The NIAID funded Consortia for HIV/AIDS Vaccine Development (CHAVD) was awarded to the Duke Human Vaccine Institute to undertake the immunologic research that will tackle the major scientific obstacles in the development of an effective HIV-1 vaccine. The Duke CHAVD, led by Barton Haynes, M.D . , will build on the progress that was made by the previous CHAVI and CHAVI-ID consortium. The Duke CHAVD will coordinate a multidisciplinary team of researchers focused on iterative approaches to accelerate HIV vaccine development by addressing key immunogen design roadblocks to the discovery and development of a safe and effective antibody-mediated preventive HIV vaccine candidate. Read press release here .

The Duke Collaborative Influenza Vaccine Innovation Centers (CIVICs) is an NIH sponsored multi-contract awarded to the Duke Human Vaccine Institute in an effort to develop a longer-lasting, more broadly protective vaccine to replace seasonal flu shots. CIVICs is made up of three components: Vaccine Center (Component A), led by Tony Moody, M.D. , will focus on basic immunology and virology research to identify potential influenza vaccine candidates; Manufacturing and Toxicology Core (Component B), led by Matthew Johnson, Ph.D . , will develop and manufacture cGMP candidate influenza vaccines for Phase I clinical trials with vaccine candidates coming from the Duke Vaccine Center, as well as other vaccine centers; and the Clinical Trials Core (Component C), led by Chip Walter, M.D., M.P.H , will test the vaccine candidates designed by Component A and produced by Component B in clinical trials.
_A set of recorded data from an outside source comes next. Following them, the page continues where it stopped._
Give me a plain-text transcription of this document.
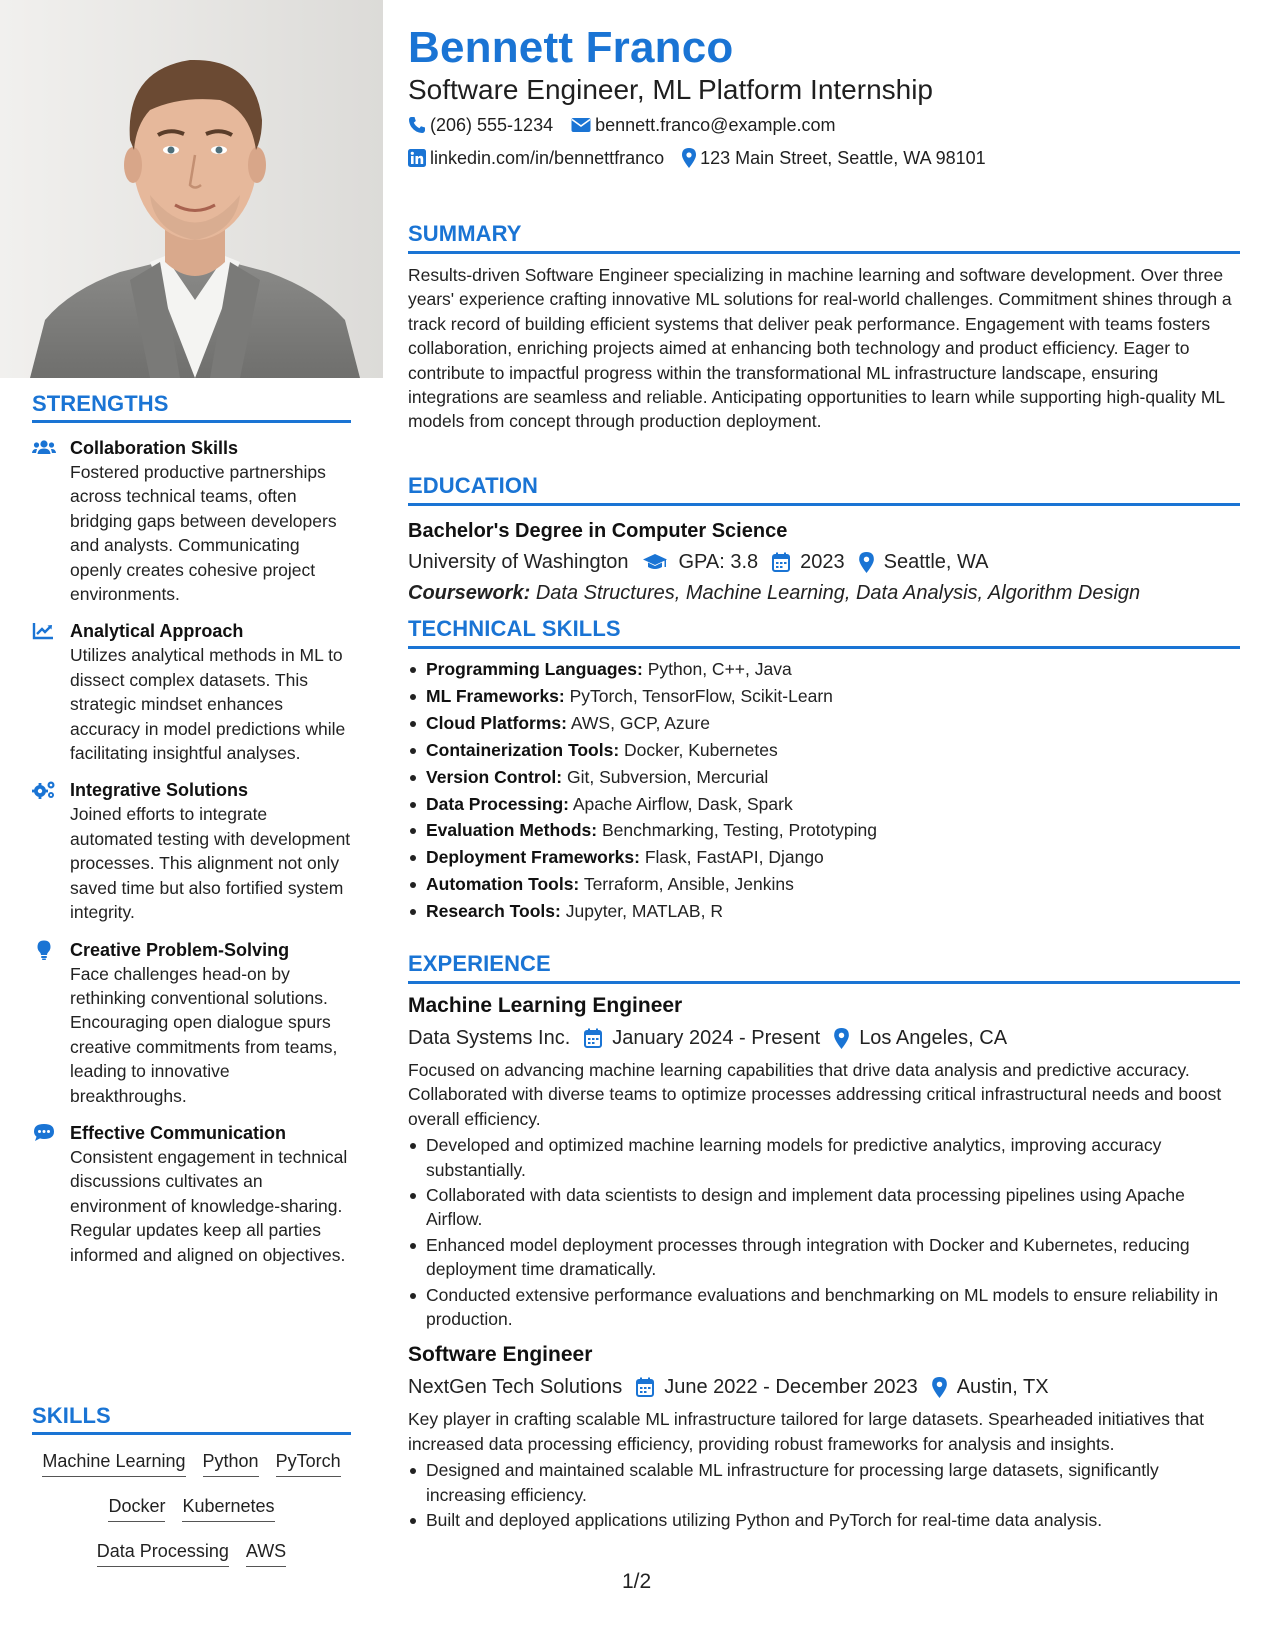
STRENGTHS
Collaboration Skills
Fostered productive partnerships across technical teams, often bridging gaps between developers and analysts. Communicating openly creates cohesive project environments.
Analytical Approach
Utilizes analytical methods in ML to dissect complex datasets. This strategic mindset enhances accuracy in model predictions while facilitating insightful analyses.
Integrative Solutions
Joined efforts to integrate automated testing with development processes. This alignment not only saved time but also fortified system integrity.
Creative Problem-Solving
Face challenges head-on by rethinking conventional solutions. Encouraging open dialogue spurs creative commitments from teams, leading to innovative breakthroughs.
Effective Communication
Consistent engagement in technical discussions cultivates an environment of knowledge-sharing. Regular updates keep all parties informed and aligned on objectives.
SKILLS
Machine Learning Python PyTorch
Docker Kubernetes
Data Processing AWS
Bennett Franco
Software Engineer, ML Platform Internship
(206) 555-1234 bennett.franco@example.com
linkedin.com/in/bennettfranco 123 Main Street, Seattle, WA 98101
SUMMARY
Results-driven Software Engineer specializing in machine learning and software development. Over three years' experience crafting innovative ML solutions for real-world challenges. Commitment shines through a track record of building efficient systems that deliver peak performance. Engagement with teams fosters collaboration, enriching projects aimed at enhancing both technology and product efficiency. Eager to contribute to impactful progress within the transformational ML infrastructure landscape, ensuring integrations are seamless and reliable. Anticipating opportunities to learn while supporting high-quality ML models from concept through production deployment.
EDUCATION
Bachelor's Degree in Computer Science
University of Washington	GPA: 3.8 2023 Seattle, WA
Coursework: Data Structures, Machine Learning, Data Analysis, Algorithm Design
TECHNICAL SKILLS
Programming Languages: Python, C++, Java
ML Frameworks: PyTorch, TensorFlow, Scikit-Learn
Cloud Platforms: AWS, GCP, Azure
Containerization Tools: Docker, Kubernetes
Version Control: Git, Subversion, Mercurial
Data Processing: Apache Airflow, Dask, Spark
Evaluation Methods: Benchmarking, Testing, Prototyping
Deployment Frameworks: Flask, FastAPI, Django
Automation Tools: Terraform, Ansible, Jenkins
Research Tools: Jupyter, MATLAB, R
EXPERIENCE
Machine Learning Engineer
Data Systems Inc. January 2024 - Present Los Angeles, CA
Focused on advancing machine learning capabilities that drive data analysis and predictive accuracy. Collaborated with diverse teams to optimize processes addressing critical infrastructural needs and boost overall efficiency.
Developed and optimized machine learning models for predictive analytics, improving accuracy substantially.
Collaborated with data scientists to design and implement data processing pipelines using Apache Airflow.
Enhanced model deployment processes through integration with Docker and Kubernetes, reducing deployment time dramatically.
Conducted extensive performance evaluations and benchmarking on ML models to ensure reliability in production.
Software Engineer
NextGen Tech Solutions June 2022 - December 2023 Austin, TX
Key player in crafting scalable ML infrastructure tailored for large datasets. Spearheaded initiatives that increased data processing efficiency, providing robust frameworks for analysis and insights.
Designed and maintained scalable ML infrastructure for processing large datasets, significantly increasing efficiency.
Built and deployed applications utilizing Python and PyTorch for real-time data analysis.
1/2
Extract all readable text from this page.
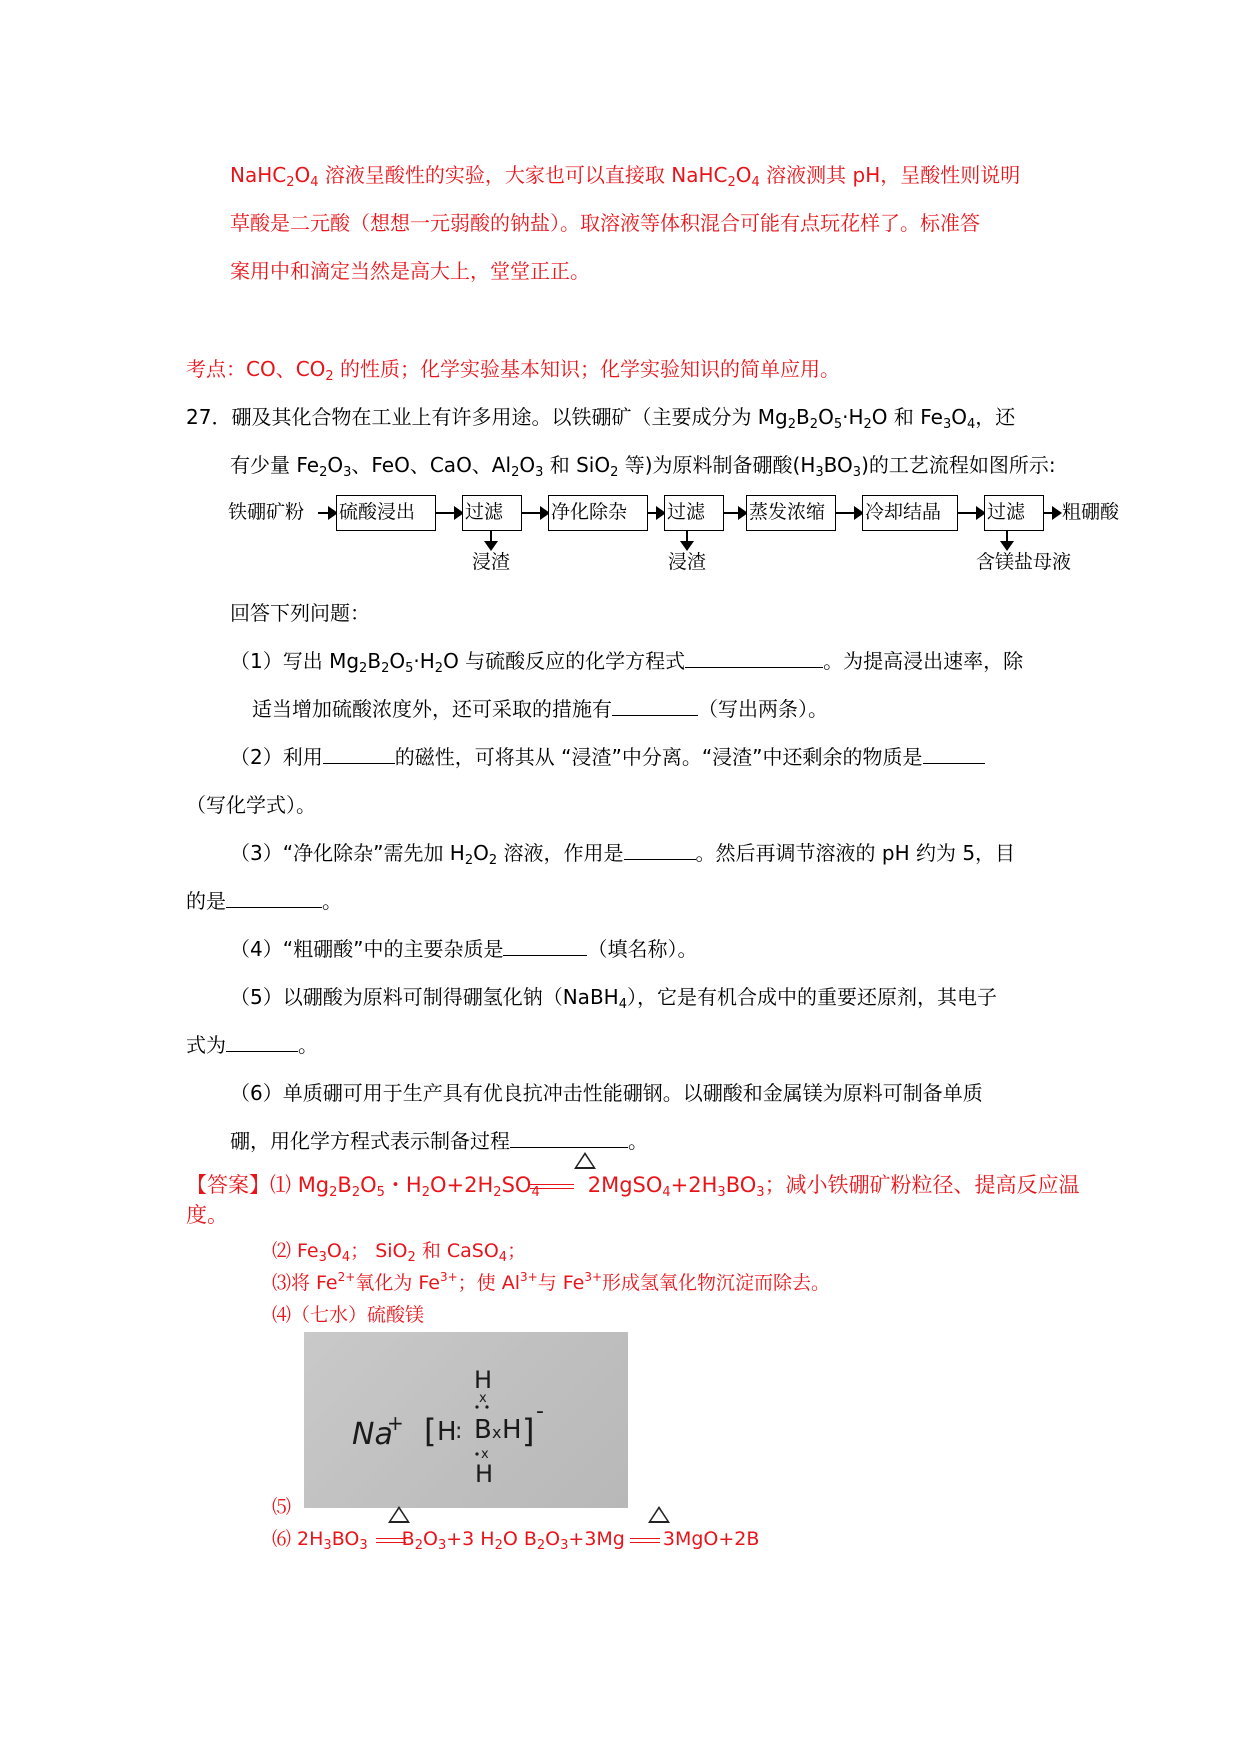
$NaHC_2O_4$ 溶液呈酸性的实验，大家也可以直接取 $NaHC_2O_4$ 溶液测其 pH，呈酸性则说明
草酸是二元酸（想想一元弱酸的钠盐）。取溶液等体积混合可能有点玩花样了。标准答
案用中和滴定当然是高大上，堂堂正正。
考点：CO、$CO_2$ 的性质；化学实验基本知识；化学实验知识的简单应用。
27．硼及其化合物在工业上有许多用途。以铁硼矿（主要成分为 $Mg_2B_2O_5\cdot H_2O$ 和 $Fe_3O_4$，还
有少量 $Fe_2O_3$、FeO、CaO、$Al_2O_3$ 和 SiO$_2$ 等)为原料制备硼酸$(H_3BO_3)$的工艺流程如图所示:
铁硼矿粉 硫酸浸出	过滤	净化除杂	过滤	蒸发浓缩	冷却结晶	过滤	粗硼酸
浸渣	浸渣	含镁盐母液
回答下列问题：
（1）写出 $Mg_2B_2O_5\cdot H_2O$ 与硫酸反应的化学方程式	。为提高浸出速率，除
适当增加硫酸浓度外，还可采取的措施有	（写出两条）。
（2）利用	的磁性，可将其从 “浸渣”中分离。“浸渣”中还剩余的物质是
（写化学式）。
（3）“净化除杂”需先加 $H_2O_2$ 溶液，作用是	。然后再调节溶液的 pH 约为 5，目
的是	。
（4）“粗硼酸”中的主要杂质是	（填名称）。
（5）以硼酸为原料可制得硼氢化钠（NaBH$_4$），它是有机合成中的重要还原剂，其电子
式为	。
（6）单质硼可用于生产具有优良抗冲击性能硼钢。以硼酸和金属镁为原料可制备单质
硼，用化学方程式表示制备过程	。
【答案】⑴ $Mg_2B_2O_5$・$H_2O+2H_2SO_4$ $2MgSO_4+2H_3BO_3$；减小铁硼矿粉粒径、提高反应温
度。
⑵ $Fe_3O_4$； SiO$_2$ 和 CaSO$_4$；
⑶将 $Fe^{2+}$氧化为 $Fe^{3+}$；使 $Al^{3+}$与 $Fe^{3+}$形成氢氧化物沉淀而除去。
⑷（七水）硫酸镁
Na
+ [ H
: B x H ]
-
H
x
x
H
⑸
⑹ $2H_3BO_3$ $B_2O_3+3$ $H_2O$ $B_2O_3+3Mg$ 3MgO+2B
Read press release here .

The NIAID/NIH funded contract, Virology Quality Assurance Program (VQA) , was awarded to Thomas Denny, MSc, M.Phil , to provide quality assurance and proficiency testing for virologic-based assays primarily for HIV, and other viral pathogens. The VQA program will promote effective assay procedures and increase data integrity within clinical studies. Additionally, the program will work to ensure the validity and comparability of data obtained across sites by providing laboratories with proficiency testing and assay run controls. Read press release here .

The Duke Regional Biocontainment Laboratory (RBL) , led by Greg Sempowski, Ph.D, joined a multi-disciplinary team on a 10 year contract, entitled “Development and Utilization of a Monoclonal Antibody Platform Prototype for Development of Monoclonal Antibodies as Medical Countermeasures Against Threats of Interest.” This contract was awarded to Ology Bioservices, Inc, by the Platforms for Rapid Integrated Solutions for Medical Countermeasures (PRISM) office within the US Department of Defense. The program will target Plague and will focus on producing high quality monoclonal antibodies that will protect individuals who may be exposed to this deadly agent. DHVI faculty member Dr. Mattia Bonsignori will also be involved in this effort.  Read press release here .

Sallie Permar, M.D., Ph.D. , received an NIAID P01 on congenital CMV, entitled,"Immunologic and Virologic Determinants of Congenital Cytomegalovirus Transmission and Disease in Rhesus Monkeys". This five year program will bring together the three national primate centers (University of California, Davis, Tulane, and Oregon Health Sciences University), with Duke as the central hub. The program will work to establish what vaccine targets are most critical for protection against congenital CMV transmission and disease and end the stalemate in congenital CMV vaccine research by defining the key immune responses and viral-host interactions that dictate primary fetal CMV transmission and disease. Read announcement here .

Munir Alam, Ph.D. received a HIVRAD P01, titled, "Immunogen Design for Induction of HIV distal gp41 broadly neutralizing antibodies" to design immunogens that can initiate and induce neutralizing antibodies targeting the HIV-1 Envelope membrane proximal external region (MPER). Dr. Munir and team will work in collaboration with Scripps Institute and Harvard University to combine structure and lineage based vaccine development strategies to design immunogens that will initiate and select potent distal MPER broadly neutralizing antibodies (bnAb) B cell lineages that are not polyreactive and therefore easier to induce. Together their expertise will be a powerful approach to the problem of vaccine induction of disfavored antibody lineages in general and distal MPER bnAbs in particular. Read announcement here .

Having a Current Good Manufacturing Practices (cGMP) facility as part of the DHVI makes us one of the most globally advanced vaccine Institutes in the country. It positions the DHVI teams to speed translational efforts moving research discoveries to impactful clinical trials, while having an infrastructure to respond to emerging public health threats.